I don’t work on BC, so I can’t speak to the specifics of the implementation, however I’m very familiar with the requirements.

Generally speaking it would be perfectly reasonable to validate independent txs against their previous outputs and later associate them with a confirming header without revalidating them. This would hold for segwit and non-segwit txs.

However, txs must be validated in the context of a given block. That context cannot be fully known until the associating block header is known. In Libbitcoin we refer to the required state for validation as “context”. The context for tx validation includes things like height, mtp, timestamp, and active forks.

Height and mtp are known for the next block (ie are a function of the immediately preceding blocks), but are not applicable to all subsequent blocks. Timestamp and flags are not known until the associating header arrives. So the validation performed under certain context assumptions may not hold under an actual context. Finally there must be a mechanism to control for previous output confirmedness and spentness absent the changes that would otherwise occur to a utxo accumulator.

Revalidating in the actual block context is one approach.

e

On Feb 18, 2025, at 21:42, John <csdarkcounter@gmail.com> wrote:



Hi everyone,

While analyzing the codebase, I observed what seems to be duplicate validation steps for transactions that already exist in the mempool when they appear in new blocks.
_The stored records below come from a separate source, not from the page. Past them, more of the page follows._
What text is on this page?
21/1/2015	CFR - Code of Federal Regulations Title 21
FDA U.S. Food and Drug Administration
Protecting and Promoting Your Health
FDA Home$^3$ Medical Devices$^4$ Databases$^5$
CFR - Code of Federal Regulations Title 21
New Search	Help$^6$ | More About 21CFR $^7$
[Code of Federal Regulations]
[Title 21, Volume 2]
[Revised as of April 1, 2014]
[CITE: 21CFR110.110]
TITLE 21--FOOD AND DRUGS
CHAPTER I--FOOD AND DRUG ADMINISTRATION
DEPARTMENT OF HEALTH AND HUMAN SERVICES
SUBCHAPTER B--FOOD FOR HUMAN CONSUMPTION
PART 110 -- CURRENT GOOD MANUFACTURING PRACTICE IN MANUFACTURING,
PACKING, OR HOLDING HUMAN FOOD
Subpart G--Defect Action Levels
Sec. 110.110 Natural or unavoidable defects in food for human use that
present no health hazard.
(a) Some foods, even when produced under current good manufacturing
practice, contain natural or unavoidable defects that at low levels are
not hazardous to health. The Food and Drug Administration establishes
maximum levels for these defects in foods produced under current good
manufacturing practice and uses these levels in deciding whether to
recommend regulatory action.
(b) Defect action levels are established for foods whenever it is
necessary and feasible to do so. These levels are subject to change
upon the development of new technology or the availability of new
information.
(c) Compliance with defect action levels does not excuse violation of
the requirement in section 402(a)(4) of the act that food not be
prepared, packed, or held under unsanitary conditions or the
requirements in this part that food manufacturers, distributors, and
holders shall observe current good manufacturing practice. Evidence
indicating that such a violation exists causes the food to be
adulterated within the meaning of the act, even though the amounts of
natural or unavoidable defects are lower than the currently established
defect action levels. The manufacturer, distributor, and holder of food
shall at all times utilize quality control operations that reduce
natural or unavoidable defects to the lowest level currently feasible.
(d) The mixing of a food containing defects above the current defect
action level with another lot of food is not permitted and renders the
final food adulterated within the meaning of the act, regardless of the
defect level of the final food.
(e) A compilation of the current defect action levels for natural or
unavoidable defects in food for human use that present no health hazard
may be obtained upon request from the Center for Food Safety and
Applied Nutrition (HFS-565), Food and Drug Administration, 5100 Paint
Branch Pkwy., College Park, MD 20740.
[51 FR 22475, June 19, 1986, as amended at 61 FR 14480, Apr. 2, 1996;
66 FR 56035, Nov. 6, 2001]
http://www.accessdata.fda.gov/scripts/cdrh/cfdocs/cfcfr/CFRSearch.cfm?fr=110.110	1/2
Specifically, I'm curious if the secondary validation performed during block acceptance could be safely optimized for SegWit-verified transactions using their wtxid hashes.(I'm still working on the source code, and I'm not sure if the source code was validated twice)

I'm particularly seeking clarification on two aspects: First, does the current implementation indeed perform full re-validation of mempool transactions during block processing? Second, if such optimization is theoretically possible, what subtle risks might emerge regarding transaction propagation timing or node synchronization that a newcomer like myself might overlook?

I'd be grateful for any insights about historical design decisions in this area, critical code sections I should study more deeply, or potential pitfalls in this line of thinking.